Elric looked down at the dark, unpleasant waters of the moat as he dismounted and crossed. From the bubbles rising to the
weedy surface, there were creatures of some size swimming there; he saw dark shapes darting through the reflective gloom.

A man in somewhat bulky, almost medieval garb stood to greet him in the cobbled bailey. Clearly an important personage, he
had a rippling scarlet surcoat, chain mail, glinting greaves and a helmet completely covering his face. The helmet was wonderfully
molded in the features of a snarling wolf, every detail perfect, utterly belligerent as if about to charge. Such a helm had
been designed to frighten whoever saw it, but the albino scarcely noted it. He only wondered what kind of creature was insecure
enough to require such a mask.

He removed his gloves as he advanced towards the fierce wolf and held out his right hand.

“I thank you for your hospitality, sir. I have made a long journey and would trouble you for some minor assistance.”

After some hesitation the wolf unbuttoned his right gauntlet and, removing it, extended his own hand to Elric.

“I am Sir Edwold Krier, Knight Lieutenant of the Order of the Wolf. I rule this province on behalf of our great King Huon,
whose throne is in distant Granbretan, at the very center of the world. I fear I am unfamiliar with your rank and station.”
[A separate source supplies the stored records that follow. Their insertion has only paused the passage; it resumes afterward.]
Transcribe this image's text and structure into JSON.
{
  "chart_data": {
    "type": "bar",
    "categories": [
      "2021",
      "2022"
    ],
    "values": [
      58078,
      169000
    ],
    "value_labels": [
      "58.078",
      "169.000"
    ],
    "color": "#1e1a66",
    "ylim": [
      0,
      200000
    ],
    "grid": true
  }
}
“Prince Elric of Melniboné.” Elric offered the man a slight bow. “My lands are far from here. Ours is an island
nation. We have heard a little of this continent, and I come as an emissary, in peace.”
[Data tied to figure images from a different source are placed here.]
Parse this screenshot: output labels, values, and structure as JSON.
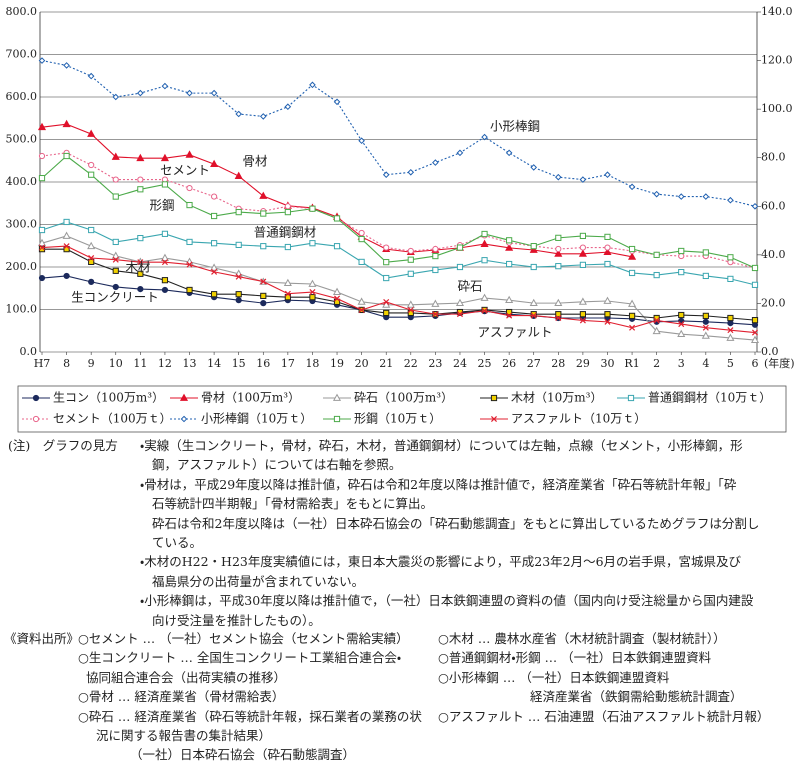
{
  "chart_data": {
    "type": "line",
    "categories": [
      "H7",
      "8",
      "9",
      "10",
      "11",
      "12",
      "13",
      "14",
      "15",
      "16",
      "17",
      "18",
      "19",
      "20",
      "21",
      "22",
      "23",
      "24",
      "25",
      "26",
      "27",
      "28",
      "29",
      "30",
      "R1",
      "2",
      "3",
      "4",
      "5",
      "6"
    ],
    "x_label": "(年度)",
    "ylim": [
      0,
      800
    ],
    "yticks": [
      {
        "value": 0,
        "label": "0.0"
      },
      {
        "value": 100,
        "label": "100.0"
      },
      {
        "value": 200,
        "label": "200.0"
      },
      {
        "value": 300,
        "label": "300.0"
      },
      {
        "value": 400,
        "label": "400.0"
      },
      {
        "value": 500,
        "label": "500.0"
      },
      {
        "value": 600,
        "label": "600.0"
      },
      {
        "value": 700,
        "label": "700.0"
      },
      {
        "value": 800,
        "label": "800.0"
      }
    ],
    "y2lim": [
      0,
      140
    ],
    "y2ticks": [
      {
        "value": 0,
        "label": "0.0"
      },
      {
        "value": 20,
        "label": "20.0"
      },
      {
        "value": 40,
        "label": "40.0"
      },
      {
        "value": 60,
        "label": "60.0"
      },
      {
        "value": 80,
        "label": "80.0"
      },
      {
        "value": 100,
        "label": "100.0"
      },
      {
        "value": 120,
        "label": "120.0"
      },
      {
        "value": 140,
        "label": "140.0"
      }
    ],
    "grid": true,
    "series": [
      {
        "name": "生コン（100万m³）",
        "color": "#1c2a5c",
        "marker": "circle",
        "filled": true,
        "dash": false,
        "values": [
          174,
          179,
          165,
          153,
          148,
          146,
          139,
          129,
          122,
          115,
          122,
          120,
          111,
          99,
          82,
          82,
          85,
          92,
          96,
          89,
          85,
          80,
          80,
          80,
          78,
          71,
          73,
          71,
          68,
          64
        ]
      },
      {
        "name": "骨材（100万m³）",
        "color": "#e0102a",
        "marker": "triangle",
        "filled": true,
        "dash": false,
        "values": [
          529,
          536,
          513,
          459,
          456,
          456,
          464,
          442,
          414,
          367,
          344,
          339,
          318,
          271,
          242,
          235,
          240,
          245,
          254,
          245,
          240,
          231,
          231,
          235,
          224,
          null,
          null,
          null,
          null,
          null
        ]
      },
      {
        "name": "砕石（100万m³）",
        "color": "#9a9a9a",
        "marker": "triangle",
        "filled": false,
        "dash": false,
        "values": [
          256,
          273,
          249,
          226,
          212,
          221,
          212,
          198,
          184,
          165,
          162,
          160,
          141,
          118,
          111,
          111,
          113,
          115,
          127,
          122,
          115,
          115,
          118,
          120,
          113,
          49,
          42,
          38,
          33,
          28
        ]
      },
      {
        "name": "木材（10万m³）",
        "color": "#222222",
        "marker": "square",
        "filled": true,
        "marker_fill": "#f2d200",
        "dash": false,
        "values": [
          242,
          242,
          212,
          191,
          184,
          169,
          146,
          136,
          136,
          132,
          129,
          129,
          118,
          99,
          92,
          92,
          89,
          94,
          99,
          94,
          89,
          89,
          89,
          89,
          85,
          80,
          87,
          85,
          80,
          75
        ]
      },
      {
        "name": "普通鋼鋼材（10万ｔ）",
        "color": "#3aa6b0",
        "marker": "square",
        "filled": false,
        "dash": false,
        "values": [
          287,
          306,
          287,
          259,
          268,
          278,
          259,
          256,
          252,
          249,
          247,
          256,
          249,
          212,
          174,
          184,
          193,
          200,
          216,
          207,
          200,
          202,
          205,
          207,
          186,
          181,
          188,
          179,
          172,
          158
        ]
      },
      {
        "name": "セメント（100万ｔ）",
        "color": "#e8648a",
        "marker": "circle",
        "filled": false,
        "dash": true,
        "axis": "y2",
        "values": [
          80.7,
          82,
          77,
          71,
          71,
          71,
          67.5,
          64,
          59,
          58,
          60,
          59,
          55,
          49,
          43,
          41.6,
          42.4,
          44,
          48,
          45,
          43.6,
          42.4,
          43,
          43,
          41.6,
          40,
          39.5,
          39.5,
          37,
          34.6
        ]
      },
      {
        "name": "小形棒鋼（10万ｔ）",
        "color": "#2060b0",
        "marker": "diamond",
        "filled": false,
        "dash": true,
        "axis": "y2",
        "values": [
          120,
          118,
          113.6,
          105,
          106.6,
          109.5,
          106.6,
          106.6,
          98,
          97,
          101,
          110,
          103,
          87,
          73,
          74,
          78,
          82,
          88.5,
          82,
          76,
          72,
          71,
          73,
          68,
          65,
          64,
          64,
          62.5,
          60
        ]
      },
      {
        "name": "形鋼（10万ｔ）",
        "color": "#4caa4a",
        "marker": "square",
        "filled": false,
        "dash": false,
        "axis": "y2",
        "values": [
          71.6,
          80.7,
          73,
          64,
          67,
          69,
          60.5,
          56,
          57.6,
          57,
          57.6,
          59,
          55,
          46.5,
          37,
          38,
          39.5,
          43,
          48.6,
          46,
          43.6,
          47,
          47.8,
          47.4,
          42.4,
          40,
          41.6,
          41,
          39,
          34.6
        ]
      },
      {
        "name": "アスファルト（10万ｔ）",
        "color": "#e02030",
        "marker": "x",
        "filled": false,
        "dash": false,
        "axis": "y2",
        "values": [
          43,
          43.6,
          38.7,
          38,
          37,
          37,
          36,
          33,
          31,
          29,
          24,
          24.7,
          22,
          17.3,
          20.6,
          17.3,
          15.6,
          15.6,
          17,
          15,
          15,
          14,
          13,
          12.4,
          10,
          13,
          11.5,
          10,
          9,
          8
        ]
      }
    ],
    "annotations": [
      "骨材",
      "セメント",
      "形鋼",
      "普通鋼鋼材",
      "木材",
      "生コンクリート",
      "小形棒鋼",
      "砕石",
      "アスファルト"
    ]
  },
  "notes": {
    "heading": "(注)　グラフの見方",
    "lines": [
      "・実線（生コンクリート，骨材，砕石，木材，普通鋼鋼材）については左軸，点線（セメント，小形棒鋼，形",
      "鋼，アスファルト）については右軸を参照。",
      "・骨材は，平成29年度以降は推計値，砕石は令和2年度以降は推計値で，経済産業省「砕石等統計年報」「砕",
      "石等統計四半期報」「骨材需給表」をもとに算出。",
      "砕石は令和2年度以降は（一社）日本砕石協会の「砕石動態調査」をもとに算出しているためグラフは分割し",
      "ている。",
      "・木材のH22・H23年度実績値には，東日本大震災の影響により，平成23年2月～6月の岩手県，宮城県及び",
      "福島県分の出荷量が含まれていない。",
      "・小形棒鋼は，平成30年度以降は推計値で，（一社）日本鉄鋼連盟の資料の値（国内向け受注総量から国内建設",
      "向け受注量を推計したもの）。"
    ]
  },
  "sources": {
    "heading": "《資料出所》",
    "left": [
      "○セメント … （一社）セメント協会（セメント需給実績）",
      "○生コンクリート … 全国生コンクリート工業組合連合会・",
      "協同組合連合会（出荷実績の推移）",
      "○骨材 … 経済産業省（骨材需給表）",
      "○砕石 … 経済産業省（砕石等統計年報，採石業者の業務の状",
      "況に関する報告書の集計結果）",
      "（一社）日本砕石協会（砕石動態調査）"
    ],
    "right": [
      "○木材 … 農林水産省（木材統計調査（製材統計））",
      "○普通鋼鋼材・形鋼 … （一社）日本鉄鋼連盟資料",
      "○小形棒鋼 … （一社）日本鉄鋼連盟資料",
      "経済産業省（鉄鋼需給動態統計調査）",
      "○アスファルト … 石油連盟（石油アスファルト統計月報）"
    ]
  }
}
“Then you are welcome, for we of the Empire of Granbretan wish only peace to our neighbors. We fear the aggression of those
who envy us our wealth and way of life.”

The masked man bowed and signed for Elric to follow some servants into the interior of the castle.

“Granbretan?” Elric pretended to be puzzled. “But that, too, I understand, is an island, some many leagues from here.”

“Indeed it is. I miss its sophistication, its pleasures. But I have my duty to do here. Sometimes it is fated that a man serves
his nation best in some far-flung corner of a foreign land …”

Now they were inside a rather starkly furnished hall, with functional chairs, benches and tables, some wall hangings, a few
battle flags, a rather moth-eaten collection of large animal heads, some of which were unfamiliar to Elric. There was a melancholy
air about the whole place. Clearly Krier had no family here, but the man was a good host. Wine was called for and brought.
Out of politeness, Elric sipped a little, though he had little taste for what these people cultivated in their vineyards.

“I sympathize,” said Elric, who missed the complex and varied pleasures he had forsaken when Imrryr had fallen to his own
hand. Only as he grew older did he fully appreciate what he had destroyed. “Is there nothing you can do here? Some musicians,
perhaps? I take it you are lord of this castle.”

“I am governor commander of this province, which they call Raulevici or Seneschal, in the County of Wäldenstein.”